死んだお父さんが言っていたように、お母さんは筋金入りの心配性だ。だから、もし私が今本当の事を言ったら…。 きっと、いや、絶対心配して夜も眠れなくなる。昔もそういう事があったから予測はつく。 だから何が何でも隠そうと決めた。自分にもお母さんにも嘘をついて、隠し通そうと。
「――アンリ、」 「何? お母さん」 「ひとつ、聞きたいことがあるの」
何を改まって…と思ったが、お母さんの丁寧な物言いを考えると別に不思議な話じゃない。 いいよ、の意を込めて首を縦に振ると、お母さんは一度小さく息を吐いて、言った。
「あなた、何か隠してる?」
唐突だった。唐突すぎて、言ってる意味がよく分からなくなった。 話すときも何するときも細心の注意を払ったはず。なるべく悟られないように、振る舞ったはず。
「ど、どうして?」
その問いはお母さんにだけではなく、この状況にも向けられていた。完璧ではないけど、なるべく完璧に近い振る舞いを心掛けていた。にもかかわらず、今この状況を迎えている。

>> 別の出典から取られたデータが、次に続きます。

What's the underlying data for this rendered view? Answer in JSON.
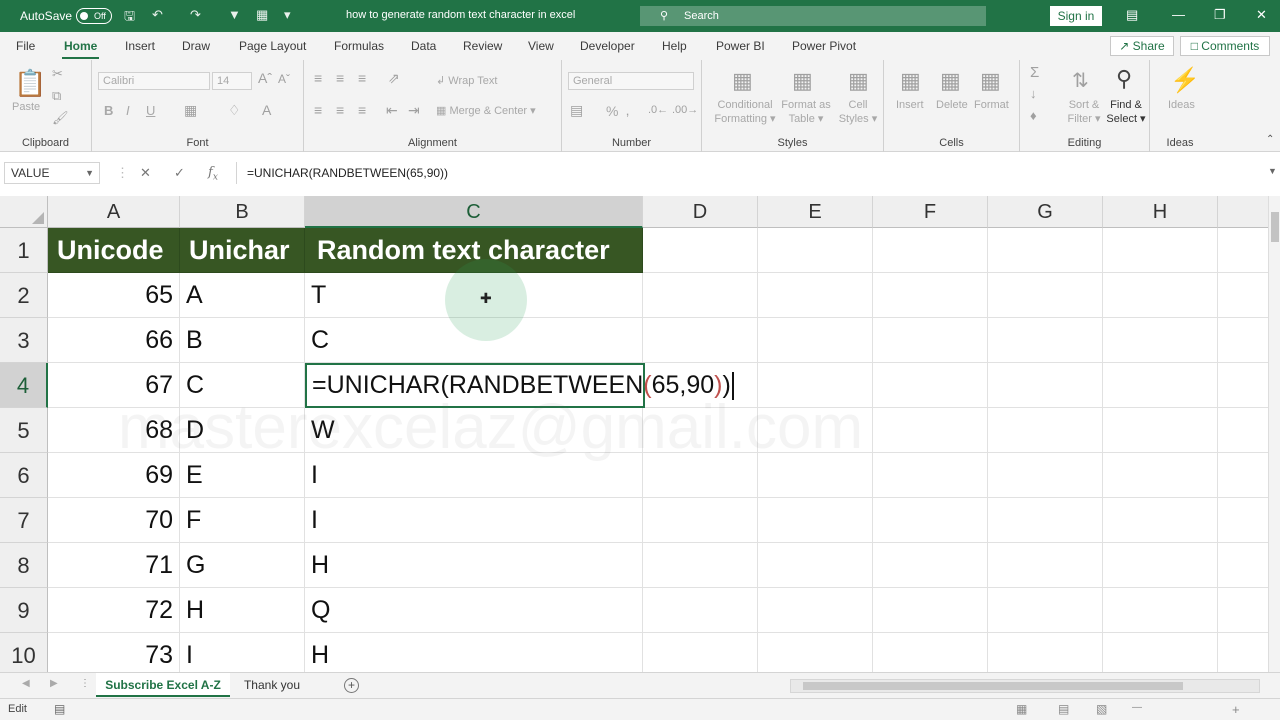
{
  "titlebar": {
    "autosave_label": "AutoSave",
    "autosave_state": "Off",
    "document_title": "how to generate random text character in excel",
    "search_placeholder": "Search",
    "signin_label": "Sign in",
    "accent_color": "#217346"
  },
  "menu": {
    "tabs": [
      "File",
      "Home",
      "Insert",
      "Draw",
      "Page Layout",
      "Formulas",
      "Data",
      "Review",
      "View",
      "Developer",
      "Help",
      "Power BI",
      "Power Pivot"
    ],
    "active_tab": "Home",
    "share_label": "Share",
    "comments_label": "Comments"
  },
  "ribbon": {
    "clipboard": {
      "name": "Clipboard",
      "paste": "Paste"
    },
    "font": {
      "name": "Font",
      "family": "Calibri",
      "size": "14",
      "bold": "B",
      "italic": "I",
      "underline": "U"
    },
    "alignment": {
      "name": "Alignment",
      "wrap_text": "Wrap Text",
      "merge_center": "Merge & Center"
    },
    "number": {
      "name": "Number",
      "format": "General",
      "percent": "%"
    },
    "styles": {
      "name": "Styles",
      "conditional": "Conditional",
      "formatting": "Formatting",
      "format_as": "Format as",
      "table": "Table",
      "cell": "Cell",
      "cell_styles": "Styles"
    },
    "cells": {
      "name": "Cells",
      "insert": "Insert",
      "delete": "Delete",
      "format": "Format"
    },
    "editing": {
      "name": "Editing",
      "sort": "Sort &",
      "filter": "Filter",
      "find": "Find &",
      "select": "Select"
    },
    "ideas": {
      "name": "Ideas",
      "ideas": "Ideas"
    }
  },
  "formula_bar": {
    "name_box": "VALUE",
    "formula": "=UNICHAR(RANDBETWEEN(65,90))"
  },
  "grid": {
    "columns": [
      "A",
      "B",
      "C",
      "D",
      "E",
      "F",
      "G",
      "H"
    ],
    "selected_column": "C",
    "rows": [
      "1",
      "2",
      "3",
      "4",
      "5",
      "6",
      "7",
      "8",
      "9",
      "10"
    ],
    "selected_row": "4",
    "headers": {
      "a": "Unicode",
      "b": "Unichar",
      "c": "Random text character"
    },
    "data": [
      {
        "a": "65",
        "b": "A",
        "c": "T"
      },
      {
        "a": "66",
        "b": "B",
        "c": "C"
      },
      {
        "a": "67",
        "b": "C",
        "c": ""
      },
      {
        "a": "68",
        "b": "D",
        "c": "W"
      },
      {
        "a": "69",
        "b": "E",
        "c": "I"
      },
      {
        "a": "70",
        "b": "F",
        "c": "I"
      },
      {
        "a": "71",
        "b": "G",
        "c": "H"
      },
      {
        "a": "72",
        "b": "H",
        "c": "Q"
      },
      {
        "a": "73",
        "b": "I",
        "c": "H"
      }
    ],
    "editing_cell": {
      "prefix": "=UNICHAR(RANDBETWEEN",
      "open": "(",
      "args": "65,90",
      "close1": ")",
      "close2": ")"
    },
    "header_fill": "#375623",
    "watermark_text": "masterexcelaz@gmail.com"
  },
  "sheets": {
    "tabs": [
      "Subscribe Excel A-Z",
      "Thank you"
    ],
    "active": "Subscribe Excel A-Z",
    "add_icon": "+"
  },
  "statusbar": {
    "mode": "Edit"
  }
}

「今までずっと、あなたは毎日私のところにお見舞いに来てくれたわね。とても嬉しかったわ。毎日見れないと思っていた娘の顔が見れるんだもの」 「……」 「でも、毎日顔が見れるからこそ見えてきたものもあった。楽しそうに話す顔の裏にあるものとか…ね」
ああ、そうか。お母さんは見えてたんだ。私の作り笑いの裏にある現実が。
「きっとその見えたものが、あなたの隠し事なんだろうなって思ったの。機会を見て話そうとは思っていたんだけどね」 「お母さ――」 「もう一度、聞くわ。あなた、何を隠しているの?」
駄目だ。直感が告げた。私の負けだ。何もかも、お母さんにはお見通しなんだ。 嘘を、やめる日が来たんだ。 ここまで来たらもう、話すしかない。ここで嘘をついてもきっと、お母さんを悲しませるだけなんだと思う。隠すより、言ってしまった方が良いんだと思う。
「お母さん、あのね…」
目が見れなくて、下を向く。制服のスカートの端をぎゅっと掴んで、溢れてくる何かを堪えながらゆっくりと真実を語った。 お母さんが入院してから、お兄ちゃんがおかしくなってしまったこと。 そのせいで、好きだった人に告白出来なかったこと。 男子の友達と話しているとこを見ては、その男子を脅していたこと。 挙げ句の果てに、学校まで監視に来たこと。 全部話した。包み隠さず、真実をありのままに語った。 お母さんはただただ静かに聞いてくれた。ちらっと顔を見てみたら、何か考えているような顔をしているだけで、思い詰めてはいなかった。そこにちょっと安心する。
「アンリは三年間ずっと、それに耐えてきたの?」
話し終え、顔を上げてから言われた言葉はそれだった。
「うん…まあ、そうだね…」 「……」 「お母さん?」
考え込むその姿からは次何を言われるか予測がつかない。 沈黙が流れる。
「――アンリ」 「な、何?」 「あのね…」
お母さんの発言に私は、ただただ耳を疑った。
7月は下旬。蝉も鳴く夏。 私は、逃げることを許された。